Legacy planning looks at distributing personal and business assets today or in the future to create a lasting family legacy. This could be upon retirement, death or actual sale of the business. Estate equalization can be critical for ensuring family harmony over the long-term as fair does not always mean equal.
For business owners, life insurance can be a critical component to a well-developed succession plan. If the intention is to pass the business to the next generation, life insurance proceeds can be used to pay the tax liability on corporate shares, ensuring that the business assets need not be sold. Additionally, insurance can be used to provide the necessary funding for the next generation to purchase shares from the estate in a tax-efficient manner.
Leaving a lasting legacy can be achieved a number of ways and understanding how this works best for the family and the business requires careful consideration and reflection on more than just numbers. Contact your Scotia Wealth Management relationship manager today for a complimentary consultation with our Business and Family Advisory Specialists who work with business owners and affluent families to help with the transition of wealth to the next generation.
Some of the solutions we offer include:
Business transition planning
Our approach to business transition planning takes into account your personal and business specifics and will be designed to reflect your overall wealth management strategy. From recognizing and reviewing your personal priorities to identifying a successor or buyer, Scotia Wealth Management professionals will work with you and your advisor to help you develop a transition plan that is smooth and advantageous.

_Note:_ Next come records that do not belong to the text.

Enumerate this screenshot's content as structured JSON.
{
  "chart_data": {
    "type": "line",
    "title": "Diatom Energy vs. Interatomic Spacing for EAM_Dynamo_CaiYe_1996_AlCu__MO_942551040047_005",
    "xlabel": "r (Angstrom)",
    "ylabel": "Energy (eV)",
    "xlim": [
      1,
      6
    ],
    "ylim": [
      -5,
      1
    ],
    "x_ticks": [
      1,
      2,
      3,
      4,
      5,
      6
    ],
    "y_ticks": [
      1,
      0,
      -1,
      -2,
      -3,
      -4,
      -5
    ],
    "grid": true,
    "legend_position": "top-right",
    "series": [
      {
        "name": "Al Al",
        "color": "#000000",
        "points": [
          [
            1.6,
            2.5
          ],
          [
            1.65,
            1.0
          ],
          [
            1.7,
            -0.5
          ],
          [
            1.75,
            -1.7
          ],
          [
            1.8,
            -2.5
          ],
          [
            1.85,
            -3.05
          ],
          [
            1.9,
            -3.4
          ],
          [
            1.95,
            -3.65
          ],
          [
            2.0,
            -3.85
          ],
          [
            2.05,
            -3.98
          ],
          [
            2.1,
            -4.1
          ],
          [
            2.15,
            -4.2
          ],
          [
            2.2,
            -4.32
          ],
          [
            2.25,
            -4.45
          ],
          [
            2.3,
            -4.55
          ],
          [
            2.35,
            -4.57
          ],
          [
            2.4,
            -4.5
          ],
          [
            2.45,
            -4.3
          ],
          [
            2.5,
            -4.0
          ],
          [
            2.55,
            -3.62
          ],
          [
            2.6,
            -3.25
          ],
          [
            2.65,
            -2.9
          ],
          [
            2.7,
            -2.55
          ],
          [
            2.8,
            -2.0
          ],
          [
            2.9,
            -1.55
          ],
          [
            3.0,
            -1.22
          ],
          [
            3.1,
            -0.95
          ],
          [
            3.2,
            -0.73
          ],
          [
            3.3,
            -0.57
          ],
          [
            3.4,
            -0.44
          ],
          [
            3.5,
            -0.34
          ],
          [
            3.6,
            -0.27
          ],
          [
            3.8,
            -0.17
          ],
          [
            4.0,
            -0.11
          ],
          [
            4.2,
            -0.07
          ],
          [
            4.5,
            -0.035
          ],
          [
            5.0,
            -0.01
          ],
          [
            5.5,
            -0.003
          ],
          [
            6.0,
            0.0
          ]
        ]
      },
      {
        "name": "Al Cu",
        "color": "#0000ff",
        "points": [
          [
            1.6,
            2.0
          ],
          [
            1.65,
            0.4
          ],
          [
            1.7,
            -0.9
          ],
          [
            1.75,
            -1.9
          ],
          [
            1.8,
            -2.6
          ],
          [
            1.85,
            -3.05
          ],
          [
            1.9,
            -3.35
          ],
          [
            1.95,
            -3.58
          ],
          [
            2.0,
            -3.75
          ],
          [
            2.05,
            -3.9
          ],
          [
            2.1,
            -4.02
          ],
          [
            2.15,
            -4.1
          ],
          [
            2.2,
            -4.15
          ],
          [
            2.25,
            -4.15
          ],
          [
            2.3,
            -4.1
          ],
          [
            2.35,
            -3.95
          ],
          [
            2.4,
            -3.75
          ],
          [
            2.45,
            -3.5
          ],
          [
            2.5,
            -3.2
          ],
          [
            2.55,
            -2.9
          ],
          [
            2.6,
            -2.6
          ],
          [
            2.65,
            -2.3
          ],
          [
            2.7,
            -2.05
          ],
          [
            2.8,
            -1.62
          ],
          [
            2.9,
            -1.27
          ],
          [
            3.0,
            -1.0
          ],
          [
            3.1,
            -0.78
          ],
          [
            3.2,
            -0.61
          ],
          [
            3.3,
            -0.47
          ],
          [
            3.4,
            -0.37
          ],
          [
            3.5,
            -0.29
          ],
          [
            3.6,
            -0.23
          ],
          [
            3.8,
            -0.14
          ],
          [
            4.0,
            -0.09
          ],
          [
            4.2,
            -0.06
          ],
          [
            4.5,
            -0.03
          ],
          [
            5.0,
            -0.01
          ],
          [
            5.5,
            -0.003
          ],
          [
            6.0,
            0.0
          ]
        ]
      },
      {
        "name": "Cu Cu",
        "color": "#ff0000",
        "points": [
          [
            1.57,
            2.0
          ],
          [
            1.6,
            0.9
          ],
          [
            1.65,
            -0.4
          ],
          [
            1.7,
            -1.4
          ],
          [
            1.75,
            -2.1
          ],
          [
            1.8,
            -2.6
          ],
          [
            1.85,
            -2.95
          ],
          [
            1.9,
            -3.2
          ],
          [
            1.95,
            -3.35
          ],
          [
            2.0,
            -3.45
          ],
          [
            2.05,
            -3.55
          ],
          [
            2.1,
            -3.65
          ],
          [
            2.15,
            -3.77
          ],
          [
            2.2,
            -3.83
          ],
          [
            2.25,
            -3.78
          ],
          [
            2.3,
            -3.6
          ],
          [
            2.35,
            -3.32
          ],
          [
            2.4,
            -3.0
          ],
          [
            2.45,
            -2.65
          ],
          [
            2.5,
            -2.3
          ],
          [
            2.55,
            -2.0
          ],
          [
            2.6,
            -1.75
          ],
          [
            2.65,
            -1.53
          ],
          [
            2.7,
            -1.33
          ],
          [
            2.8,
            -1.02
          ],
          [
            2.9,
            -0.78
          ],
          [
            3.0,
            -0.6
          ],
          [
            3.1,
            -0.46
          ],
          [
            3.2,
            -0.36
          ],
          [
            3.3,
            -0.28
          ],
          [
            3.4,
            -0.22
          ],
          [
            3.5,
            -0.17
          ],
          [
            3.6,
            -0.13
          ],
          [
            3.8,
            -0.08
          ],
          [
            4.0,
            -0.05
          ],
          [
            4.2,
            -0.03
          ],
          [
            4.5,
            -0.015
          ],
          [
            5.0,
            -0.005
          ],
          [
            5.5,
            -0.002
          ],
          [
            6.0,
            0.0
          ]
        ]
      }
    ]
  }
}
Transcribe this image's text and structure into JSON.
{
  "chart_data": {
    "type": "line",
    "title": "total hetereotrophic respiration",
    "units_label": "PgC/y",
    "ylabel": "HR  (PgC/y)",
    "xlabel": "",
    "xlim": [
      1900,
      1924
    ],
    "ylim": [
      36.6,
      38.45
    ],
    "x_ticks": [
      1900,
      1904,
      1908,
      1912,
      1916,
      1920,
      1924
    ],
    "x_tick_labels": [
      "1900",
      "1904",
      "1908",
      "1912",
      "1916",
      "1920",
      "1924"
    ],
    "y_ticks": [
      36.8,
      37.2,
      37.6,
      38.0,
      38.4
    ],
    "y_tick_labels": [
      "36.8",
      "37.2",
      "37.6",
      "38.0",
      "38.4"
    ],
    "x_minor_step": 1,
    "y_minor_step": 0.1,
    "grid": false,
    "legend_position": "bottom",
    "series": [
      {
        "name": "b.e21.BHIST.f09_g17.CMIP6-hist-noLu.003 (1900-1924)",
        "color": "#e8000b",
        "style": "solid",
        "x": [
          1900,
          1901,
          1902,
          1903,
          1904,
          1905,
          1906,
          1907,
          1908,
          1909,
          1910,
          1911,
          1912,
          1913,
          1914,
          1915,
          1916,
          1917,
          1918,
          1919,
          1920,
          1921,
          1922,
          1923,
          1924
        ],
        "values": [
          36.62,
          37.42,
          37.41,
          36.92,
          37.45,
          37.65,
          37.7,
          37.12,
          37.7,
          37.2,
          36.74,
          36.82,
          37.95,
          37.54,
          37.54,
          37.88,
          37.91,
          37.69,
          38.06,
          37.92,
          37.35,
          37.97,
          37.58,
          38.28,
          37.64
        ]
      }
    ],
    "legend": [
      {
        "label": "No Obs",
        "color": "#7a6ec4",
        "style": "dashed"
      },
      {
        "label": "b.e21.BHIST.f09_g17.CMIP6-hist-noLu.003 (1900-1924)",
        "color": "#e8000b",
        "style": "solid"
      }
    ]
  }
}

Our specialists understand the challenges, issues and complex needs of business owners and affluent families and are experienced in helping them manage this intricate process. We will offer guidance and assistance around continuity of business ownership, family dynamics, contingency plans, tax-efficient structures, integration of personal and business wealth, and legacy plans, all with the end-goal of you getting what you want out of the business you’ve worked so hard to build.
When planning for the succession of your business, it is common to be faced with the issue of not all of your children being equally interested in carrying on the family business or perhaps not all of your children having the skills necessary to manage the business to ensure its prosperity. As a business owner, if you are faced with either of these situations, it is likely that you will still want to treat your children fairly when it comes to leaving an inheritance. Estate equalization strategies help ensure that your estate will be distributed the way you choose. Life insurance can be used to provide an equitable inheritance to those children who are not active in the business, allowing the business to be passed entirely to the child(ren) actively involved in the continuation of running the business.
A permanent life insurance policy would be purchased by the corporation who would own the policy. The policy could be structured on either a single or joint life basis. Premiums for the policy could either be funded by reallocating passive investment assets held inside the corporation or by using excess cash flow not required by the corporation. At the death of the insured(s), the life insurance death benefit would pay out a tax-free death benefit directly to the corporation. The corporation would receive credit to its capital dividend account (CDA) for the amount of the insurance proceeds minus the insurance policy’s adjust cost basis (ACB). Capital dividends can then be paid out tax-free to the owner’s estate.
The corporate asset transfer strategy provides a way to diversify the corporation’s current asset mix in a tax-efficient way, significantly increasing the net estate value.
A properly implemented estate freeze will allow you to defer the taxes payable on the accrued gain on the shares of your corporation and transfer the future growth of your business to your beneficiaries. By capping the capital gains on the transferred business/property, insurance-based solutions can be utilized to fund it without having to liquidate other assets. It is a popular tax and succession planning strategy.